We say “\(Y\) follows a Bionomial distribution with parameters \(n\) and \(p\)”.

\[ Y \sim \text{Binomial}(n, p) \]

this means:

\[ P(Y = y) = {n \choose y} p^{y} (1-p)^{n-y} \] Notice:

  • the number of heads observed is lower case \(y\)
  • \(n-y\) is the number of tails

Part 5

Once we figure out the distribution, we can either calculate the probability analytically or through simulations. For analytical results, we can simply replace \(y\) with the number of heads that we want to compute the probability for.

Let’s practice how to simulate coin flips. The code below simulates 100,000 coin flips where each flip is Bernoulli distributed with \(p = 0.5\). Note, Bernoulli(p) \(\stackrel{d}{=}\) Binomial(1, p).

set.seed(527)
flips <- rbinom(100000, 1, 0.5)

We can simulate 20 coin flips for multiple times as well. The code below simulates the number of heads out of 20 coin flips for 50,000 times. Each element \(Y\) follows a Binomial distribution with \(n = 20\) and \(p = 0.5\).

set.seed(527)
total_head <- rbinom(50000, 20, 0.5)

Q - What does rbinom() do?

Practice

  1. Using total_head, find the probability of seeing 15 tails out of 20 coin flips.

  2. Compare the above results based on simulation with analytical results using dbinom().

  3. Plot a histogram of the simulation.
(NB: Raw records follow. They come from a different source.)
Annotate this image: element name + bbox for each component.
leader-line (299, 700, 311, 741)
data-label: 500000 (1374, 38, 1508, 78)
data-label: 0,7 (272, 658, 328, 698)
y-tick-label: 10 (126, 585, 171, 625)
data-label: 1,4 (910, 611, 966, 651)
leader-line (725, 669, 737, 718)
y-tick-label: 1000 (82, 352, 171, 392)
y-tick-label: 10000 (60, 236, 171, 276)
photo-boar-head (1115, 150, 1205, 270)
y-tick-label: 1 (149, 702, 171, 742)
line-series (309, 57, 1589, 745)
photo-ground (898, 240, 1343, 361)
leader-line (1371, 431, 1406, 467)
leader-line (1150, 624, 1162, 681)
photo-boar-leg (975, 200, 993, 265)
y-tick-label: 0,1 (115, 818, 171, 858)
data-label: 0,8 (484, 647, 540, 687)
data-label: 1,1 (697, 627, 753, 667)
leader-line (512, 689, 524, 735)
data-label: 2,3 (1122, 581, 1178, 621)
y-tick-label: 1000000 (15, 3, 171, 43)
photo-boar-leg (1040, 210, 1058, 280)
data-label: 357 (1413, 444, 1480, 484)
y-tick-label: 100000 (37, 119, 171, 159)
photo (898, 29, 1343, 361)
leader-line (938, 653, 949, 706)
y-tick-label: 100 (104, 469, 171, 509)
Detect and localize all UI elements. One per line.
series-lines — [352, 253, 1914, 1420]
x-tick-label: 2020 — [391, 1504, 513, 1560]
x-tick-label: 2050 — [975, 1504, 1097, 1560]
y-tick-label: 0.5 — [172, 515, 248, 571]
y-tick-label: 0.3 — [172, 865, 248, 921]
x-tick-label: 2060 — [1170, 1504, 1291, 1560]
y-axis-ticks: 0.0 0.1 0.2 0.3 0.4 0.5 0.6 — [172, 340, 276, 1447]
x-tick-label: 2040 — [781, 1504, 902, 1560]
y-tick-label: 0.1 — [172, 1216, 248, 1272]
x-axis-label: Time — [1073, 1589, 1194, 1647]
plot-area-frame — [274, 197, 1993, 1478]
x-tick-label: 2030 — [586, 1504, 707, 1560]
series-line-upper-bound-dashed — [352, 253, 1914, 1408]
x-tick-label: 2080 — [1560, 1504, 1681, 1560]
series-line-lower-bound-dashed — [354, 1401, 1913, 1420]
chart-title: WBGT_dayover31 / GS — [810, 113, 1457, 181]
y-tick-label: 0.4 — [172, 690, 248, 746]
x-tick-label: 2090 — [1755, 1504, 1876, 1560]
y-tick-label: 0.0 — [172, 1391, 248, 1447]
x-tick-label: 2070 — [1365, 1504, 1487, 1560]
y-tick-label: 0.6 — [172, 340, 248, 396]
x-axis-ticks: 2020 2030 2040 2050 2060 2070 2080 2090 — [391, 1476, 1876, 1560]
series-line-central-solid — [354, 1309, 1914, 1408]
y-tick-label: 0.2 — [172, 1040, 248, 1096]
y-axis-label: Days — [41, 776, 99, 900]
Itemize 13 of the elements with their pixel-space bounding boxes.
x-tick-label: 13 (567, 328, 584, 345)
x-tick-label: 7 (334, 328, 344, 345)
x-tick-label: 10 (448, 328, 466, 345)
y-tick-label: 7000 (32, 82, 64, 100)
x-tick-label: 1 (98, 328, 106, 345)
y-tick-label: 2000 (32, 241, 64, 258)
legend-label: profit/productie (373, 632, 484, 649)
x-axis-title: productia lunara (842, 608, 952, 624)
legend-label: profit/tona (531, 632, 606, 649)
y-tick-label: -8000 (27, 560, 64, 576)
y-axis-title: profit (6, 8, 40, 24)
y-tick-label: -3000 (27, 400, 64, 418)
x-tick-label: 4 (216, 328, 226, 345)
What does this show?

library(tidyverse)
  1. What is the probability of seeing at least 15 tails?

  2. Verify the results in (4) with analytical results using pbinom().

  3. Using total_head, find the probability of seeing your result out of 20 coin flips.

Submitting Application Exercises

  • Once you have completed the activity, push your final changes to your GitHub repo.
  • Make sure you committed at least three times.
  • Check that your repo is updated on GitHub, and that’s all you need to do to submit application exercises for participation.